The concept of Financial Independence sounds really good. Very good. For most, this means being financially independent, that is, having your own income and that it is sufficient so that no one has to support or help you. But in financial jargon is not like that.
We talk about financial independence when the income from our investments allows us to live without having to work. The resources they generate are enough to live without working, and in a comfortable way. That is to be financially independent speaking.
A dream, right? Well, the dream can come true, although it is true that it’s not easy and it doesn’t happen to everyone; upside down. Few people in the world can live on their investments, but that does not make it impossible.
How to be financially independent
To achieve this independence there are several ways. You can win the lottery, you can have the luck of your life and make an operation (or several) that happen to be very successful, or draw up a plan. And since the first two depend on luck, we are going to focus on the third.
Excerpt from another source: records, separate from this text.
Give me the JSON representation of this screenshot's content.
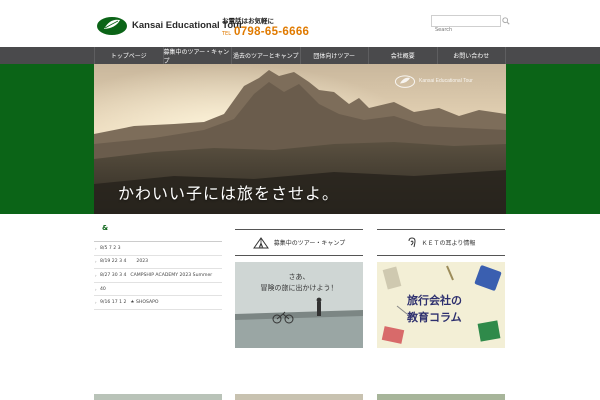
{
  "header": {
    "logo_text": "Kansai Educational Tour",
    "phone_note": "お電話はお気軽に",
    "phone_label": "TEL",
    "phone_number": "0798-65-6666",
    "search_placeholder": "Search"
  },
  "nav": {
    "items": [
      {
        "label": "トップページ"
      },
      {
        "label": "募集中のツアー・キャンプ"
      },
      {
        "label": "過去のツアーとキャンプ"
      },
      {
        "label": "団体向けツアー"
      },
      {
        "label": "会社概要"
      },
      {
        "label": "お問い合わせ"
      }
    ]
  },
  "hero": {
    "caption": "かわいい子には旅をさせよ。",
    "logo_text": "Kansai Educational Tour"
  },
  "news": {
    "title": "&",
    "items": [
      {
        "date": "8/5 7 2 3",
        "text": ""
      },
      {
        "date": "8/19 22 3 4",
        "text": "2023"
      },
      {
        "date": "8/27 30 3 4",
        "text": "CAMPSHIP ACADEMY 2023 Summer"
      },
      {
        "date": "40",
        "text": ""
      },
      {
        "date": "9/16 17 1 2",
        "text": "★  SHOSAPO"
      }
    ]
  },
  "tours": {
    "heading": "募集中のツアー・キャンプ",
    "line1": "さあ、",
    "line2": "冒険の旅に出かけよう！"
  },
  "column": {
    "heading": "ＫＥＴの耳より情報",
    "line1": "旅行会社の",
    "line2": "教育コラム"
  },
  "colors": {
    "green": "#0b6417",
    "nav": "#4a4a4c",
    "phone": "#e07a00"
  }
}
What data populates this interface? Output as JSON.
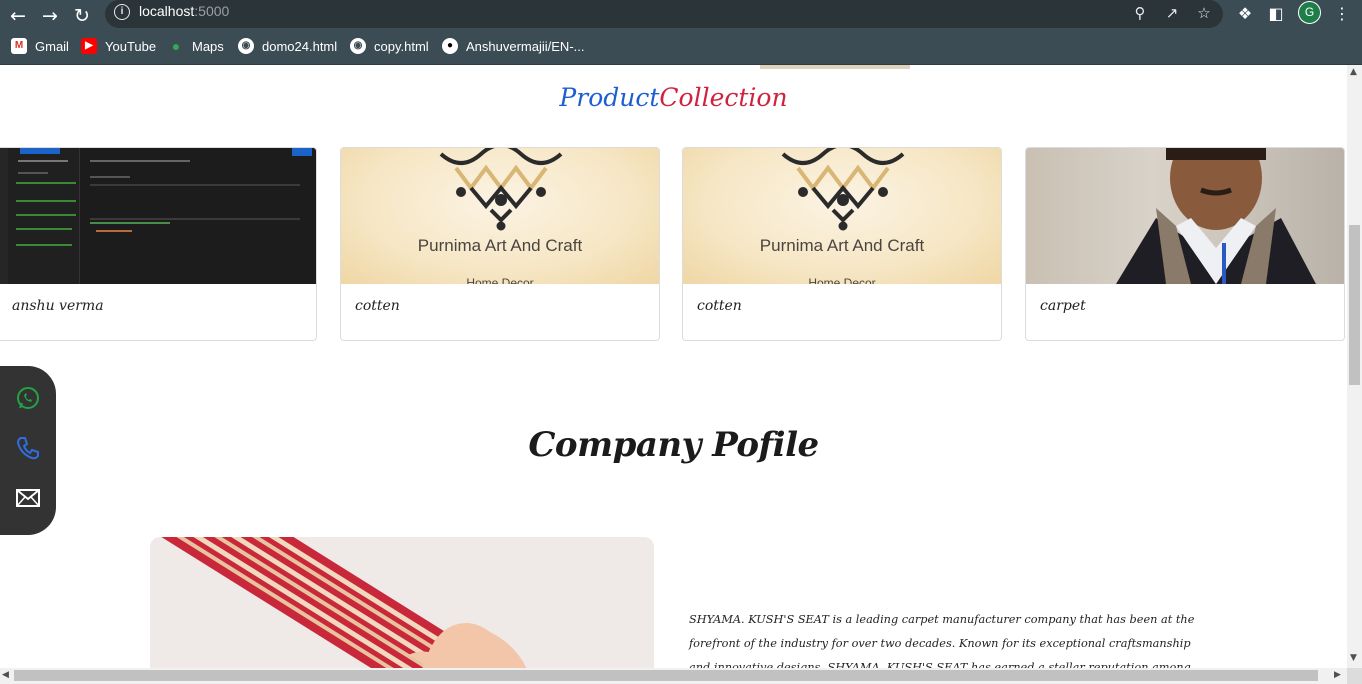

And for it you have to forget to achieve it by working, because in this way you continue to invest time in it, which means that you are not independent. Therefore, it is important to follow a series of steps that with patience and perseverance can lead to this.
First it is important to be very meticulous and take into account that this process demands sacrifices. Especially because it is essential cut expenses and invest them. That is, if you reduce expenses and save, you can invest those savings, which will allow you to reach that independence.
The problem is the lack of savings culture that we have, because we are used to spending practically everything we earn. Therefore, to reach independence it is essential to spend just enough to live (cover basic needs in a comfortable way) and invest what is left over.
Another important aspect is that, when we start to see benefits from investments, let’s reinvest them. Yes, the temptation to spend them is strong, but this is a long-distance race and spending short-term independence is not achieved.
There are also some tips that are basic to achieve this independence and that are easily summarized: diversify investment, inform yourself and do everything with the greatest possible knowledge and patience.
Not putting your eggs in the same basket is the number one rule of any type of investment; relying on a single asset can cause us to lose everythingIt is important to have investments in different sectors.
On the other hand, it is always better have the opinion of an expert (if not) and learn a lot about financial markets and economic news. In the end, it is about our resources so nothing should be left to chance.
And finally, and perhaps the most difficult …have patience. Nobody, or almost nobody, became rich in one day with a hit in the stock market. You have to sow to reap in the long term. If that is clear, achieving financial independence can be achieved.